Montgomery County has seen more than 200 new cases of COVID-19 in the last two weeks, state data show, as public health officials encourage residents to do their part to slow the spread.

The county reported 26 new cases as of midnight Thursday, the fourth-straight day of double-digit increases this week.

More than 800 Montgomery County residents have been diagnosed with COVID-19 since March and 22 people have died, according to the Montgomery County Health Department.

As cases spike, the department is urging people to wear masks and cooperate with isolations and quarantines, which experts say is key to controlling the coronavirus. Some of the recent cases have been linked to congregate living or social events such as weddings, funerals and dinner parties.

Officials discouraged even small gatherings with people you don’t regularly socialize with and recommend creating “social bubbles” of friends and family to reduce transmission of the virus.

“We all have a personal stake in the responsibility to slow the spread,” the department said in a Facebook post.

Montgomery County is currently averaging 310 weekly cases per 100,000 residents and has a 10.03% seven-day positivity rate, according to the Indiana State Department of Health.

In neighboring Fountain County, a three-week period of additional measures to combat the virus takes effect Monday.

The county reported 12 new cases as of midnight Thursday. Close to 460 residents have been diagnosed with the virus since the pandemic began, resulting in four deaths.

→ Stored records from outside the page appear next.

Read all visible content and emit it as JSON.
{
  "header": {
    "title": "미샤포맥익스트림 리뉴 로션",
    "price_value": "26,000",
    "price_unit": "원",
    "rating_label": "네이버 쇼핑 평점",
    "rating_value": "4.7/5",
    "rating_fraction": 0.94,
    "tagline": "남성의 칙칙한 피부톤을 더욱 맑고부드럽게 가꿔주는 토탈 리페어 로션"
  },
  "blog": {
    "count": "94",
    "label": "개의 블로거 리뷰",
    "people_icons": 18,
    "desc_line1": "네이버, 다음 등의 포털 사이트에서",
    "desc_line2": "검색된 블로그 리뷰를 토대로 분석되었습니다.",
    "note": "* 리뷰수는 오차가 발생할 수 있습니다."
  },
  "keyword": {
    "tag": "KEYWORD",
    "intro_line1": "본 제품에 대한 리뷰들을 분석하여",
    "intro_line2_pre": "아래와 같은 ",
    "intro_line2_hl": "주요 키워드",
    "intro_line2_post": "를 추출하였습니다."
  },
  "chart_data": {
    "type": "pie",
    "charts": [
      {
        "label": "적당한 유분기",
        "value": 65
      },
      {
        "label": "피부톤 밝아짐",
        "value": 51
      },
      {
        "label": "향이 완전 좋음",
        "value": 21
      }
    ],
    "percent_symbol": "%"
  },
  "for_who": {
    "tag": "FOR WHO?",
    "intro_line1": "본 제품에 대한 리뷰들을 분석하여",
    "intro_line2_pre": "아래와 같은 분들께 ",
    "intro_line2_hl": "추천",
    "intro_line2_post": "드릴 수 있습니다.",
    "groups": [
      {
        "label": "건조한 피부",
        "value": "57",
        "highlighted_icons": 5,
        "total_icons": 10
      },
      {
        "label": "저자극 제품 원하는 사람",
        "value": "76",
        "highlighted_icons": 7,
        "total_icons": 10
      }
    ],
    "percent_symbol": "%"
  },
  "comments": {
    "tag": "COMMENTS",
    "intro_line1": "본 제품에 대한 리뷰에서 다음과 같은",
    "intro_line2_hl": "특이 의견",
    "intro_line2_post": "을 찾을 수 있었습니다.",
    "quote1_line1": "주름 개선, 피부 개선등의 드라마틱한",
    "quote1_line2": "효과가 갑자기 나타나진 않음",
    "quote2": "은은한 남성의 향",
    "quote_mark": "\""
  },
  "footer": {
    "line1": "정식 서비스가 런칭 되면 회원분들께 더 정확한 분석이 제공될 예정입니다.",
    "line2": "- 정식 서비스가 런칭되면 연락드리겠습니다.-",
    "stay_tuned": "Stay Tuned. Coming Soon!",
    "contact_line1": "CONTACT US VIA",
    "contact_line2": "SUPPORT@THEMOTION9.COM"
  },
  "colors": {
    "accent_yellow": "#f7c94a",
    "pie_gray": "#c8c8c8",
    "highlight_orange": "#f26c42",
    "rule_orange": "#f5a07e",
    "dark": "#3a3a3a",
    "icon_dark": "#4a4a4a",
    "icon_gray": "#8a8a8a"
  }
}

Under the new guidelines set by the Fountain and Warren County Health Department, social gatherings will be limited to less than 25 people and restaurants and bars will be asked to operate at half-capacity.

In addition, businesses are being encouraged to require masking, enforce social distancing and screen employees and customers for the virus.

The department later added it would not require additional mask enforcement beyond the state’s current order, which remains in effect through at least Nov. 14.

“Enforcement will be a challenge on many levels,” Fountain and Warren county health officer Dr. Shawn Sharma said about the guidelines. He encouraged residents to call the health department to report blatant violations of reasonable COVID-19 precautions.

“We are tracking those and we are responding to them and reaching out to other businesses and organizations to make sure that they have the resources and the education that they need to make the right choices,” Sharma added.

The bi-county health department began charting an increase in test requests and positive cases in early October. Nearly 300 new COVID-19 cases have been reported in Fountain County in the past month, state data show. The number of daily tests peaked at 160 on Oct. 29.

Officials discussed recommending additional protective measures, but there was no universal agreement on the next steps, Sharma said.

“There was encouragement to depend on individual responsibility of the public rather than to provide additional guidance from the health department,” he said. “I think that the last month has shown that that is not successful, and it resulted in the development of this call to action and campaign to really try to rally the public, business owners and otherwise to take a leading role in this response.”

The department has used an email listserv and social media to promote the guidelines and plans a yard sign campaign.

“I know everybody’s having some pandemic fatigue, but our limited staff at the health department has been working on this, it feels like, around the clock since around early March,” Sharma said, “and so I know everybody else is tired, but the staff of the Fountain & Warren County Health Department is not going to give up in our efforts to protect our community and we ask others to help us in that response.”